Are we more interested in keeping up with Jesus or “keeping up with the times?” That is just one of the provocative questions posed by Leonard Sweet in his book, Rings of Fire. Len joined Carmen for a conversation about the book and the realities Christians must learn to live into differently in the volcanic times.
Sweet shares in the book,
“I live on a small, horseshoe-shaped island called Orcas, which floats precariously on a 25,000-mile horseshoe-shaped arc of volcanoes. That connection of trenches, belts, plates, and subduction zones that encircle the Pacific basin is called the Ring of Fire. It boasts 75 to 80 percent of the world’s volcanoes (452 active and dormant). Of the twenty-five largest eruptions in the last 11,700 years, twenty-two are located here. Moving fault lines on the Ring of Fire generate earthquakes and eruptions multiple times a day. Most are too small to be felt or observed. But sometimes the earth rocks and blows. The volcano that erupted in Hawaii in 2018 created rivers of fire that, when they hit the ocean, provoked dangerous chemical reactions, including a steam cloud of “laze” filled with shards of glass and toxic chemicals. As if the lava, acid rain, volcanic smog, sulfur dioxide, lahar, caldera, explosions, eruption plumes, debris avalanches, and fissures weren’t enough, now Hawaii residents had to deal with the laze.”

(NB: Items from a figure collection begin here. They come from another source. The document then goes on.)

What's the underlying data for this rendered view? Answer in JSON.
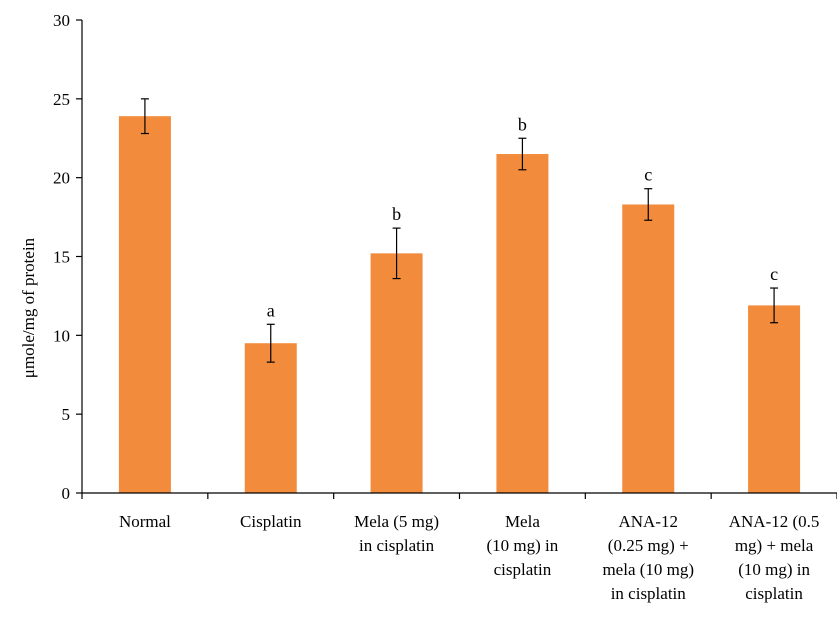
{
  "chart_data": {
    "type": "bar",
    "title": "",
    "xlabel": "",
    "ylabel": "μmole/mg of protein",
    "ylim": [
      0,
      30
    ],
    "yticks": [
      0,
      5,
      10,
      15,
      20,
      25,
      30
    ],
    "grid": false,
    "legend": "none",
    "bar_color": "#F28C3C",
    "categories": [
      [
        "Normal"
      ],
      [
        "Cisplatin"
      ],
      [
        "Mela (5 mg)",
        "in cisplatin"
      ],
      [
        "Mela",
        "(10 mg) in",
        "cisplatin"
      ],
      [
        "ANA-12",
        "(0.25 mg) +",
        "mela (10 mg)",
        "in cisplatin"
      ],
      [
        "ANA-12 (0.5",
        "mg) + mela",
        "(10 mg) in",
        "cisplatin"
      ]
    ],
    "values": [
      23.9,
      9.5,
      15.2,
      21.5,
      18.3,
      11.9
    ],
    "errors": [
      1.1,
      1.2,
      1.6,
      1.0,
      1.0,
      1.1
    ],
    "annotations": [
      "",
      "a",
      "b",
      "b",
      "c",
      "c"
    ]
  }
}
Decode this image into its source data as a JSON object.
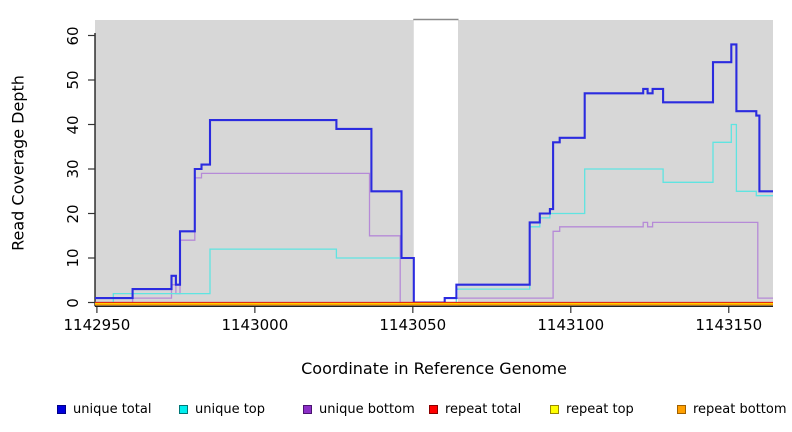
{
  "chart_data": {
    "type": "line",
    "subtype": "step-coverage",
    "title": "",
    "xlabel": "Coordinate in Reference Genome",
    "ylabel": "Read Coverage Depth",
    "xlim": [
      1142949.4,
      1143164
    ],
    "ylim": [
      0,
      63.5
    ],
    "x_ticks": [
      1142950,
      1143000,
      1143050,
      1143100,
      1143150
    ],
    "y_ticks": [
      0,
      10,
      20,
      30,
      40,
      50,
      60
    ],
    "grid": false,
    "plot_background": "#d7d7d7",
    "axis_color": "#000000",
    "gap_band": {
      "x_start": 1143050.3,
      "x_end": 1143064.3,
      "fill": "#ffffff",
      "cap_color": "#8a8a8a"
    },
    "legend_position": "bottom",
    "draw_order": [
      2,
      1,
      0,
      3,
      4,
      5
    ],
    "series": [
      {
        "name": "unique total",
        "line_color": "#2b2bdf",
        "line_width": 2.1,
        "legend_fill": "#0000dd",
        "legend_border": "#000088",
        "steps": [
          [
            1142949.4,
            1
          ],
          [
            1142961.3,
            3
          ],
          [
            1142973.6,
            6
          ],
          [
            1142975.0,
            4
          ],
          [
            1142976.3,
            16
          ],
          [
            1142981.0,
            30
          ],
          [
            1142983.1,
            31
          ],
          [
            1142985.8,
            41
          ],
          [
            1143025.8,
            39
          ],
          [
            1143036.9,
            25
          ],
          [
            1143046.4,
            10
          ],
          [
            1143050.3,
            0
          ],
          [
            1143060.1,
            1
          ],
          [
            1143063.8,
            4
          ],
          [
            1143087.0,
            18
          ],
          [
            1143090.2,
            20
          ],
          [
            1143093.4,
            21
          ],
          [
            1143094.4,
            36
          ],
          [
            1143096.5,
            37
          ],
          [
            1143104.4,
            47
          ],
          [
            1143122.9,
            48
          ],
          [
            1143124.3,
            47
          ],
          [
            1143125.9,
            48
          ],
          [
            1143129.2,
            45
          ],
          [
            1143145.0,
            54
          ],
          [
            1143150.8,
            58
          ],
          [
            1143152.4,
            43
          ],
          [
            1143158.7,
            42
          ],
          [
            1143159.7,
            25
          ]
        ]
      },
      {
        "name": "unique top",
        "line_color": "#5fe4e1",
        "line_width": 1.3,
        "legend_fill": "#00eeee",
        "legend_border": "#007777",
        "steps": [
          [
            1142949.4,
            0
          ],
          [
            1142955.2,
            2
          ],
          [
            1142985.8,
            12
          ],
          [
            1143025.8,
            10
          ],
          [
            1143050.3,
            0
          ],
          [
            1143063.8,
            3
          ],
          [
            1143087.0,
            17
          ],
          [
            1143090.2,
            19
          ],
          [
            1143093.4,
            20
          ],
          [
            1143104.4,
            30
          ],
          [
            1143129.2,
            27
          ],
          [
            1143145.0,
            36
          ],
          [
            1143150.8,
            40
          ],
          [
            1143152.4,
            25
          ],
          [
            1143158.7,
            24
          ]
        ]
      },
      {
        "name": "unique bottom",
        "line_color": "#b68ad7",
        "line_width": 1.3,
        "legend_fill": "#8c2fc7",
        "legend_border": "#4a1470",
        "steps": [
          [
            1142949.4,
            0
          ],
          [
            1142961.3,
            1
          ],
          [
            1142973.6,
            4
          ],
          [
            1142975.0,
            2
          ],
          [
            1142976.3,
            14
          ],
          [
            1142981.0,
            28
          ],
          [
            1142983.1,
            29
          ],
          [
            1143036.3,
            15
          ],
          [
            1143046.0,
            0
          ],
          [
            1143063.8,
            1
          ],
          [
            1143094.4,
            16
          ],
          [
            1143096.5,
            17
          ],
          [
            1143122.9,
            18
          ],
          [
            1143124.3,
            17
          ],
          [
            1143125.9,
            18
          ],
          [
            1143159.2,
            1
          ]
        ]
      },
      {
        "name": "repeat total",
        "line_color": "#e01010",
        "line_width": 1.3,
        "legend_fill": "#ff0000",
        "legend_border": "#880000",
        "steps": [
          [
            1142949.4,
            0
          ]
        ]
      },
      {
        "name": "repeat top",
        "line_color": "#ffee00",
        "line_width": 1.3,
        "legend_fill": "#ffff00",
        "legend_border": "#998800",
        "steps": [
          [
            1142949.4,
            0
          ]
        ]
      },
      {
        "name": "repeat bottom",
        "line_color": "#ff9d00",
        "line_width": 1.7,
        "legend_fill": "#ffa000",
        "legend_border": "#a06000",
        "steps": [
          [
            1142949.4,
            0
          ]
        ]
      }
    ]
  }
}
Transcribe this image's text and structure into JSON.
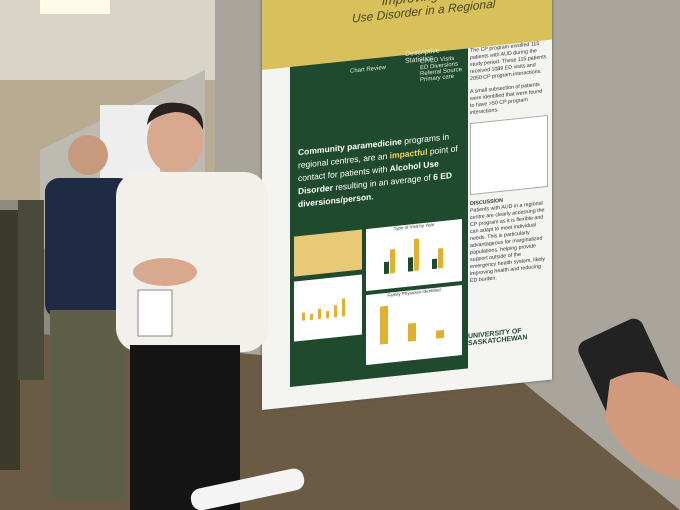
{
  "poster": {
    "title_fragment": "improving care",
    "title_line2": "Use Disorder in a Regional",
    "chart_review": "Chart Review",
    "descriptive_statistics": "Descriptive Statistics",
    "stats_items": [
      "CP/ED Visits",
      "ED Diversions",
      "Referral Source",
      "Primary care"
    ],
    "headline": [
      "Community paramedicine",
      " programs in regional centres, are an ",
      "impactful",
      " point of contact for patients with ",
      "Alcohol Use Disorder",
      " resulting in an average of ",
      "6 ED diversions/person."
    ],
    "results_text": "The CP program enrolled 115 patients with AUD during the study period. These 115 patients received 1089 ED visits and 2050 CP program interactions.",
    "subset_text": "A small subsection of patients were identified that were found to have >50 CP program interactions.",
    "chart_titles": [
      "Type of Visit by Year",
      "Family Physician Identified"
    ],
    "discussion_heading": "DISCUSSION",
    "discussion_text": "Patients with AUD in a regional centre are clearly accessing the CP program as it is flexible and can adapt to meet individual needs. This is particularly advantageous for marginalized populations, helping provide support outside of the emergency health system, likely improving health and reducing ED burden.",
    "university": "UNIVERSITY OF SASKATCHEWAN"
  }
}
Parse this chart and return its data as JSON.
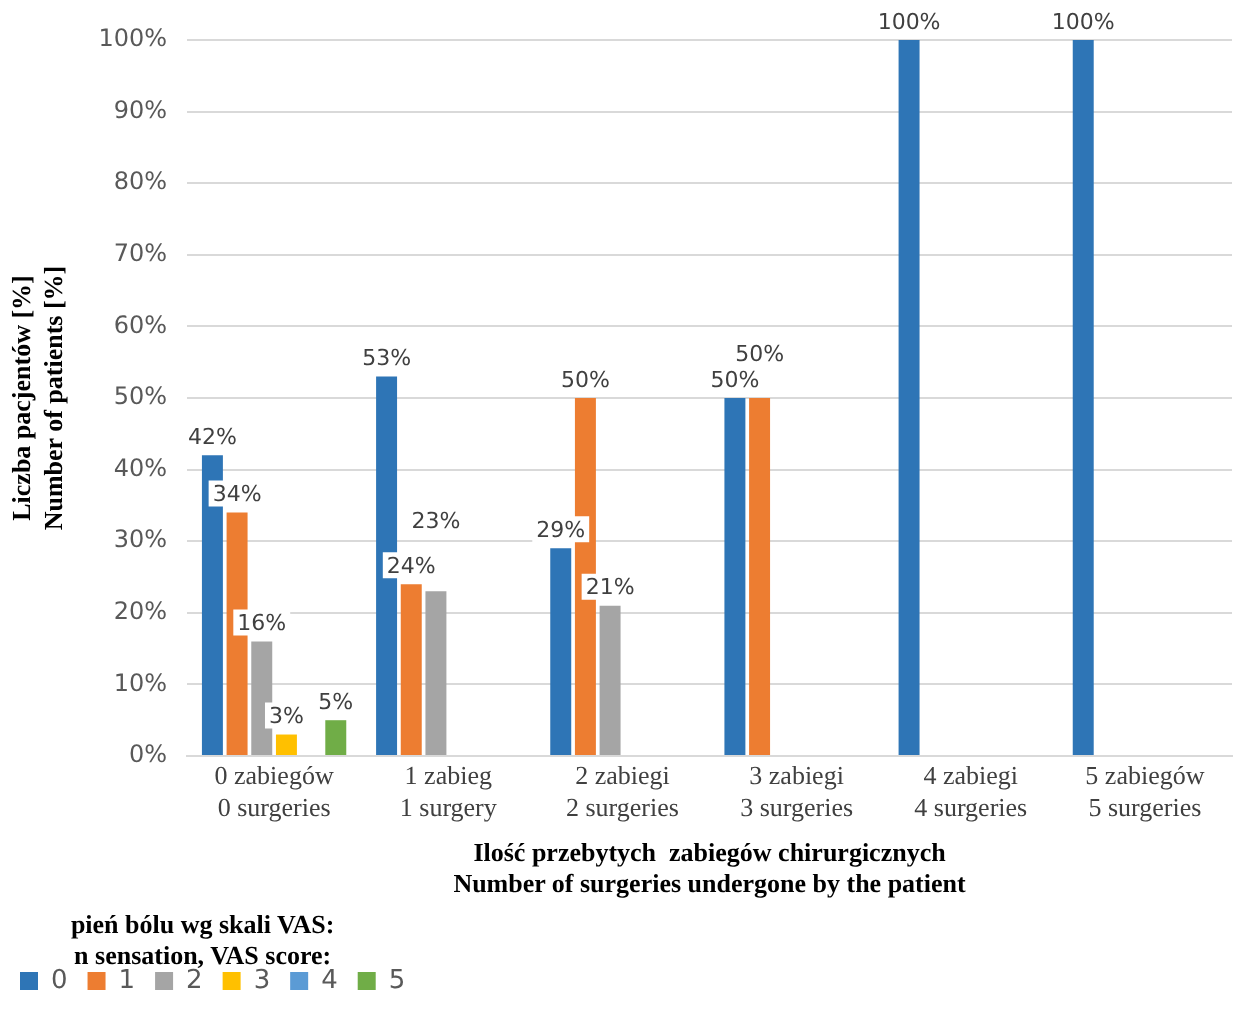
{
  "chart_data": {
    "type": "bar",
    "categories": [
      "0 zabiegów\n0 surgeries",
      "1 zabieg\n1 surgery",
      "2 zabiegi\n2 surgeries",
      "3 zabiegi\n3 surgeries",
      "4 zabiegi\n4 surgeries",
      "5 zabiegów\n5 surgeries"
    ],
    "xlabel": "Ilość przebytych  zabiegów chirurgicznych\nNumber of surgeries undergone by the patient",
    "ylabel": "Liczba pacjentów [%]\nNumber of patients [%]",
    "legend_title": "pień bólu wg skali VAS:\nn sensation, VAS score:",
    "series": [
      {
        "name": "0",
        "color": "#2e75b6",
        "values": [
          42,
          53,
          29,
          50,
          100,
          100
        ],
        "value_labels": [
          "42%",
          "53%",
          "29%",
          "50%",
          "100%",
          "100%"
        ]
      },
      {
        "name": "1",
        "color": "#ed7d31",
        "values": [
          34,
          24,
          50,
          50,
          null,
          null
        ],
        "value_labels": [
          "34%",
          "24%",
          "50%",
          "50%",
          null,
          null
        ]
      },
      {
        "name": "2",
        "color": "#a5a5a5",
        "values": [
          16,
          23,
          21,
          null,
          null,
          null
        ],
        "value_labels": [
          "16%",
          "23%",
          "21%",
          null,
          null,
          null
        ]
      },
      {
        "name": "3",
        "color": "#ffc000",
        "values": [
          3,
          null,
          null,
          null,
          null,
          null
        ],
        "value_labels": [
          "3%",
          null,
          null,
          null,
          null,
          null
        ]
      },
      {
        "name": "4",
        "color": "#5b9bd5",
        "values": [
          null,
          null,
          null,
          null,
          null,
          null
        ]
      },
      {
        "name": "5",
        "color": "#70ad47",
        "values": [
          5,
          null,
          null,
          null,
          null,
          null
        ],
        "value_labels": [
          "5%",
          null,
          null,
          null,
          null,
          null
        ]
      }
    ],
    "ylim": [
      0,
      100
    ],
    "yticks": [
      {
        "value": 0,
        "label": "0%"
      },
      {
        "value": 10,
        "label": "10%"
      },
      {
        "value": 20,
        "label": "20%"
      },
      {
        "value": 30,
        "label": "30%"
      },
      {
        "value": 40,
        "label": "40%"
      },
      {
        "value": 50,
        "label": "50%"
      },
      {
        "value": 60,
        "label": "60%"
      },
      {
        "value": 70,
        "label": "70%"
      },
      {
        "value": 80,
        "label": "80%"
      },
      {
        "value": 90,
        "label": "90%"
      },
      {
        "value": 100,
        "label": "100%"
      }
    ],
    "grid": "y",
    "legend": "bottom left"
  }
}
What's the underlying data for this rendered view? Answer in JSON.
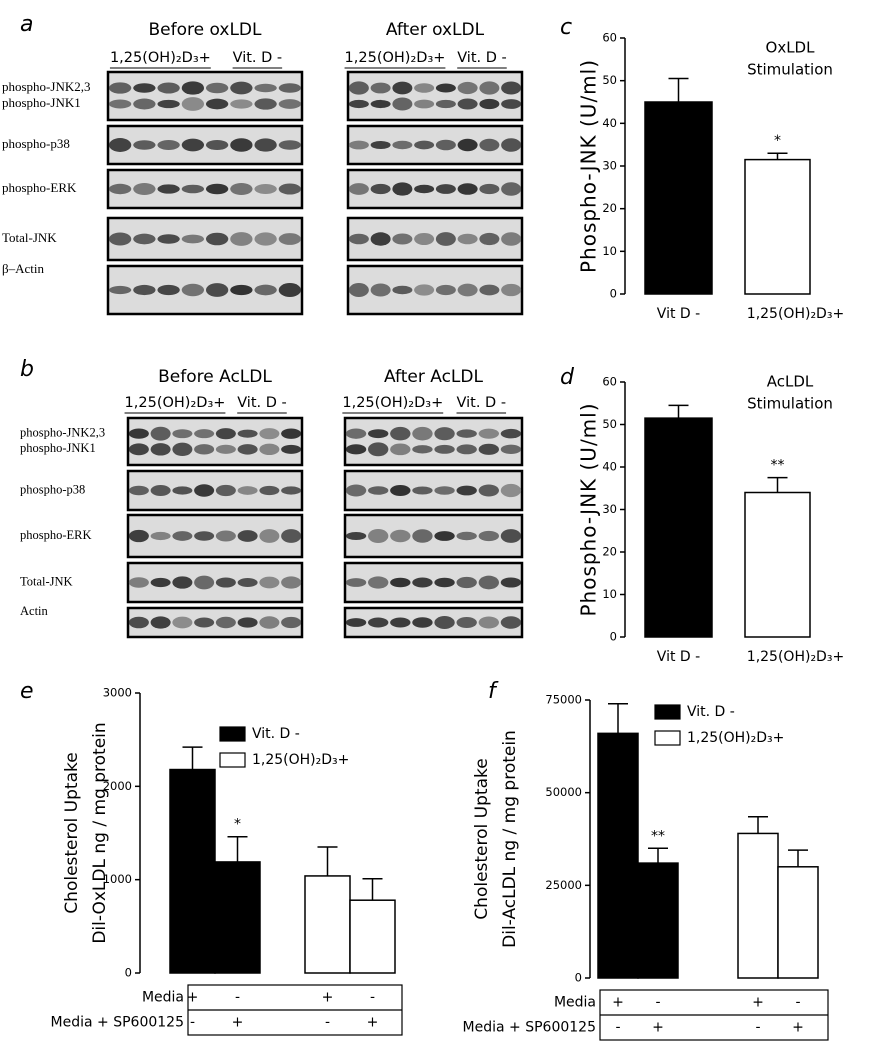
{
  "blots": [
    {
      "panel_label": "a",
      "groups": [
        {
          "title": "Before  oxLDL",
          "conditions": [
            "1,25(OH)₂D₃+",
            "Vit. D -"
          ]
        },
        {
          "title": "After  oxLDL",
          "conditions": [
            "1,25(OH)₂D₃+",
            "Vit. D -"
          ]
        }
      ],
      "rows": [
        {
          "labels": [
            "phospho-JNK2,3",
            "phospho-JNK1"
          ]
        },
        {
          "labels": [
            "phospho-p38"
          ]
        },
        {
          "labels": [
            "phospho-ERK"
          ]
        },
        {
          "labels": [
            "Total-JNK"
          ]
        },
        {
          "labels": [
            "β–Actin"
          ]
        }
      ]
    },
    {
      "panel_label": "b",
      "groups": [
        {
          "title": "Before  AcLDL",
          "conditions": [
            "1,25(OH)₂D₃+",
            "Vit. D -"
          ]
        },
        {
          "title": "After  AcLDL",
          "conditions": [
            "1,25(OH)₂D₃+",
            "Vit. D -"
          ]
        }
      ],
      "rows": [
        {
          "labels": [
            "phospho-JNK2,3",
            "phospho-JNK1"
          ]
        },
        {
          "labels": [
            "phospho-p38"
          ]
        },
        {
          "labels": [
            "phospho-ERK"
          ]
        },
        {
          "labels": [
            "Total-JNK"
          ]
        },
        {
          "labels": [
            "Actin"
          ]
        }
      ]
    }
  ],
  "chart_data": [
    {
      "type": "bar",
      "panel_label": "c",
      "y_label": "Phospho-JNK (U/ml)",
      "annotation": [
        "OxLDL",
        "Stimulation"
      ],
      "categories": [
        "Vit D -",
        "1,25(OH)₂D₃+"
      ],
      "values": [
        45,
        31.5
      ],
      "errors": [
        5.5,
        1.5
      ],
      "significance": [
        null,
        "*"
      ],
      "colors": [
        "#000000",
        "#ffffff"
      ],
      "ylim": [
        0,
        60
      ],
      "yticks": [
        0,
        10,
        20,
        30,
        40,
        50,
        60
      ]
    },
    {
      "type": "bar",
      "panel_label": "d",
      "y_label": "Phospho-JNK (U/ml)",
      "annotation": [
        "AcLDL",
        "Stimulation"
      ],
      "categories": [
        "Vit D -",
        "1,25(OH)₂D₃+"
      ],
      "values": [
        51.5,
        34
      ],
      "errors": [
        3,
        3.5
      ],
      "significance": [
        null,
        "**"
      ],
      "colors": [
        "#000000",
        "#ffffff"
      ],
      "ylim": [
        0,
        60
      ],
      "yticks": [
        0,
        10,
        20,
        30,
        40,
        50,
        60
      ]
    },
    {
      "type": "grouped-bar",
      "panel_label": "e",
      "y_label": [
        "Cholesterol Uptake",
        "Dil-OxLDL ng / mg protein"
      ],
      "categories": [
        null,
        null,
        null,
        null
      ],
      "series": [
        {
          "name": "Vit. D -",
          "color": "#000000",
          "values": [
            2180,
            1190,
            null,
            null
          ],
          "errors": [
            240,
            270,
            null,
            null
          ],
          "significance": [
            null,
            "*",
            null,
            null
          ]
        },
        {
          "name": "1,25(OH)₂D₃+",
          "color": "#ffffff",
          "values": [
            null,
            null,
            1040,
            780
          ],
          "errors": [
            null,
            null,
            310,
            230
          ],
          "significance": [
            null,
            null,
            null,
            null
          ]
        }
      ],
      "ylim": [
        0,
        3000
      ],
      "yticks": [
        0,
        1000,
        2000,
        3000
      ],
      "table": [
        {
          "label": "Media",
          "cells": [
            "+",
            "-",
            "+",
            "-"
          ]
        },
        {
          "label": "Media + SP600125",
          "cells": [
            "-",
            "+",
            "-",
            "+"
          ]
        }
      ]
    },
    {
      "type": "grouped-bar",
      "panel_label": "f",
      "y_label": [
        "Cholesterol Uptake",
        "Dil-AcLDL ng / mg protein"
      ],
      "categories": [
        null,
        null,
        null,
        null
      ],
      "series": [
        {
          "name": "Vit. D -",
          "color": "#000000",
          "values": [
            66000,
            31000,
            null,
            null
          ],
          "errors": [
            8000,
            4000,
            null,
            null
          ],
          "significance": [
            null,
            "**",
            null,
            null
          ]
        },
        {
          "name": "1,25(OH)₂D₃+",
          "color": "#ffffff",
          "values": [
            null,
            null,
            39000,
            30000
          ],
          "errors": [
            null,
            null,
            4500,
            4500
          ],
          "significance": [
            null,
            null,
            null,
            null
          ]
        }
      ],
      "ylim": [
        0,
        75000
      ],
      "yticks": [
        0,
        25000,
        50000,
        75000
      ],
      "table": [
        {
          "label": "Media",
          "cells": [
            "+",
            "-",
            "+",
            "-"
          ]
        },
        {
          "label": "Media + SP600125",
          "cells": [
            "-",
            "+",
            "-",
            "+"
          ]
        }
      ]
    }
  ]
}
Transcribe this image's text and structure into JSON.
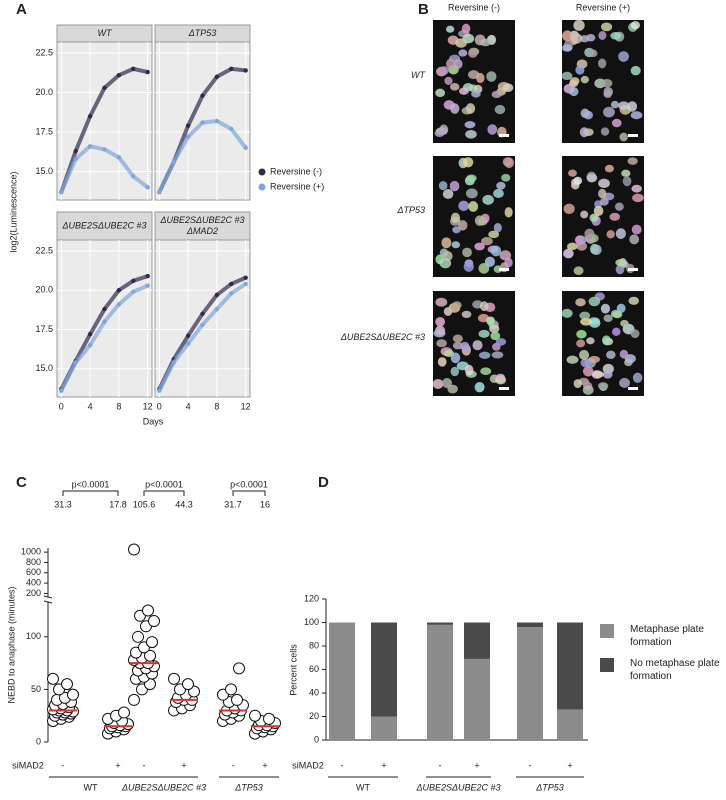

He then acknowledges, “The world is now one global Ring of Fire.”
He says,
“Everyone is asking questions like ‘What is going on out there?’ ‘How in the world did that happen?’ ‘Why are we so polarized?’ These are global questions, symptoms of structural shifts in society that impact the whole world. We are living on the other side of a cultural tsunami.”
And, this is our day. How then shall we live?
“Rings of Fire” shows how a Christian can walk – by faith – in uncharted, newly formed, volcanic islands of opportunity. But it is a very different life and a very different walk then we’ve ever walked before. It is a walk fixed on the future and less upon the past.
Sweet says we must all be prophets now – in the spirit of the Men of Issachar. He calls “for the cultivation of semiotic awareness and a prophetic role for all disciples wherein the prophetic is walked out in pragmatism.